Note: Only fields of type Text that have data type set to Text are supported.
- Click Activity Editor. Make further modifications to the document labeling on the Fields tab if required.
- Click Train Activity. Training can be performed in Fast or Thorough mode.
- Fast mode is selected by default. This mode will work even on small document sets, and the activity will be trained quickly.
- If you are not satisfied with the results obtained in Fast mode, consider switching to Thorough mode that trains a Deep Learning model. This mode requires more documents in the training set and takes longer to train, but it will be able to perform better on a wide variety of documents.
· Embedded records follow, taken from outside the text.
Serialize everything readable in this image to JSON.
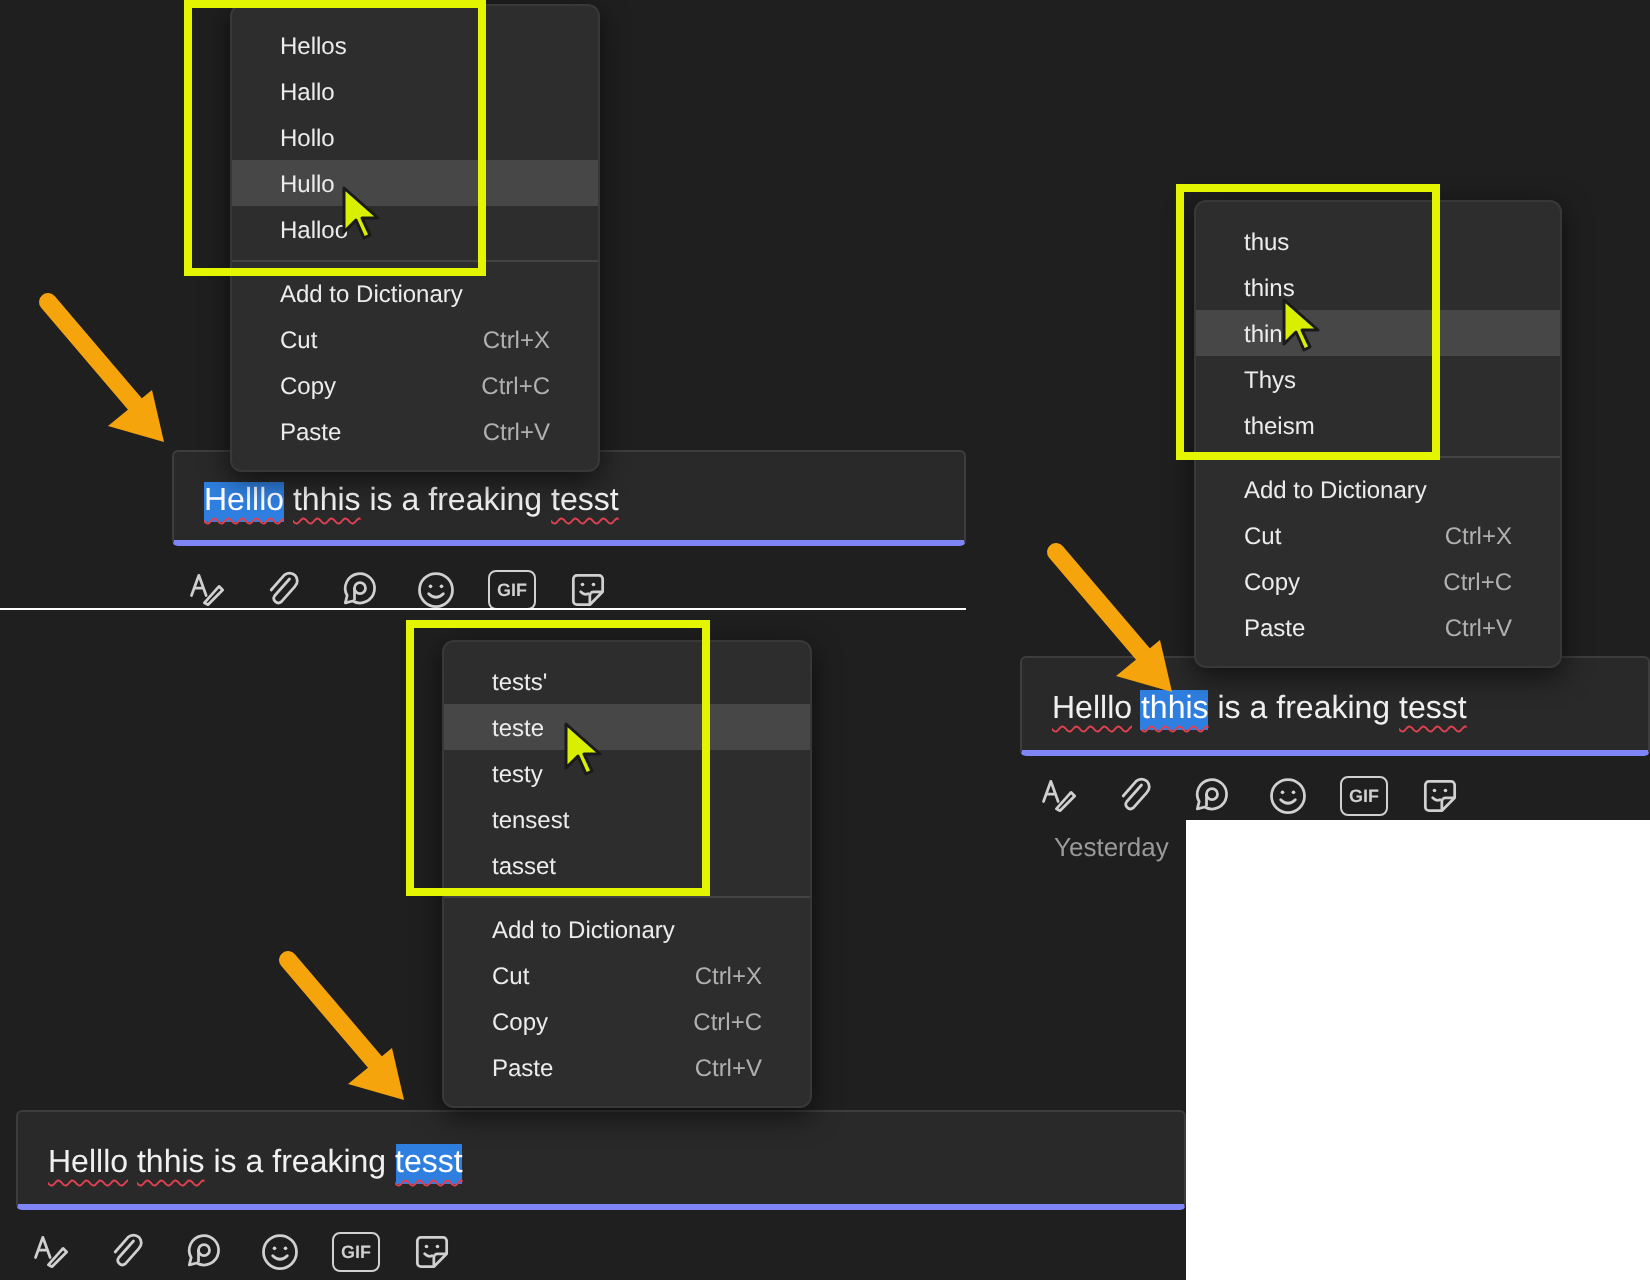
{
  "panels": [
    {
      "suggestions": [
        {
          "label": "Hellos",
          "selected": false
        },
        {
          "label": "Hallo",
          "selected": false
        },
        {
          "label": "Hollo",
          "selected": false
        },
        {
          "label": "Hullo",
          "selected": true
        },
        {
          "label": "Halloo",
          "selected": false
        }
      ],
      "actions": [
        {
          "label": "Add to Dictionary"
        },
        {
          "label": "Cut",
          "shortcut": "Ctrl+X"
        },
        {
          "label": "Copy",
          "shortcut": "Ctrl+C"
        },
        {
          "label": "Paste",
          "shortcut": "Ctrl+V"
        }
      ],
      "message": {
        "words": [
          {
            "text": "Helllo",
            "misspelled": true,
            "selected": true
          },
          {
            "text": "thhis",
            "misspelled": true,
            "selected": false
          },
          {
            "text": "is",
            "misspelled": false,
            "selected": false
          },
          {
            "text": "a",
            "misspelled": false,
            "selected": false
          },
          {
            "text": "freaking",
            "misspelled": false,
            "selected": false
          },
          {
            "text": "tesst",
            "misspelled": true,
            "selected": false
          }
        ]
      },
      "gif_label": "GIF"
    },
    {
      "suggestions": [
        {
          "label": "tests'",
          "selected": false
        },
        {
          "label": "teste",
          "selected": true
        },
        {
          "label": "testy",
          "selected": false
        },
        {
          "label": "tensest",
          "selected": false
        },
        {
          "label": "tasset",
          "selected": false
        }
      ],
      "actions": [
        {
          "label": "Add to Dictionary"
        },
        {
          "label": "Cut",
          "shortcut": "Ctrl+X"
        },
        {
          "label": "Copy",
          "shortcut": "Ctrl+C"
        },
        {
          "label": "Paste",
          "shortcut": "Ctrl+V"
        }
      ],
      "message": {
        "words": [
          {
            "text": "Helllo",
            "misspelled": true,
            "selected": false
          },
          {
            "text": "thhis",
            "misspelled": true,
            "selected": false
          },
          {
            "text": "is",
            "misspelled": false,
            "selected": false
          },
          {
            "text": "a",
            "misspelled": false,
            "selected": false
          },
          {
            "text": "freaking",
            "misspelled": false,
            "selected": false
          },
          {
            "text": "tesst",
            "misspelled": true,
            "selected": true
          }
        ]
      },
      "gif_label": "GIF"
    },
    {
      "suggestions": [
        {
          "label": "thus",
          "selected": false
        },
        {
          "label": "thins",
          "selected": false
        },
        {
          "label": "thin",
          "selected": true
        },
        {
          "label": "Thys",
          "selected": false
        },
        {
          "label": "theism",
          "selected": false
        }
      ],
      "actions": [
        {
          "label": "Add to Dictionary"
        },
        {
          "label": "Cut",
          "shortcut": "Ctrl+X"
        },
        {
          "label": "Copy",
          "shortcut": "Ctrl+C"
        },
        {
          "label": "Paste",
          "shortcut": "Ctrl+V"
        }
      ],
      "message": {
        "words": [
          {
            "text": "Helllo",
            "misspelled": true,
            "selected": false
          },
          {
            "text": "thhis",
            "misspelled": true,
            "selected": true
          },
          {
            "text": "is",
            "misspelled": false,
            "selected": false
          },
          {
            "text": "a",
            "misspelled": false,
            "selected": false
          },
          {
            "text": "freaking",
            "misspelled": false,
            "selected": false
          },
          {
            "text": "tesst",
            "misspelled": true,
            "selected": false
          }
        ]
      },
      "gif_label": "GIF",
      "timestamp": "Yesterday"
    }
  ]
}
The document set must contain at least 50 labeled documents, but we recommend having at least 150 labeled documents. To switch to Thorough mode, use a drop-down menu next to the Train Activity button.
- You may want to test both modes and choose the one that works best for your documents.
Note: Thorough mode will only work with English-language documents.
- Once the activity has been trained, activity testing will start automatically. After testing has completed, navigate to the Results tab and analyze the field extraction results for your activity. Statistics displayed on the Results tab are identical to the general statistics for the skill displayed on the Results tab. If required, make any necessary changes to your labeling and train the activity again.
Note: The activity can only be trained and tested using documents with confirmed labeling. Documents have unconfirmed labeling if the reference labeling was generated automatically based on the predicted labeling, unless you copy predicted labeling to reference using the corresponding option in the document context menu. You can check the labeling status for each document on the Documents tab. To confirm labeling for a document, you should review it on the Fields tab.Supported languages: English, Russian, German, French, Spanish, Italian, Portuguese (Standard), Japanese, and Dutch.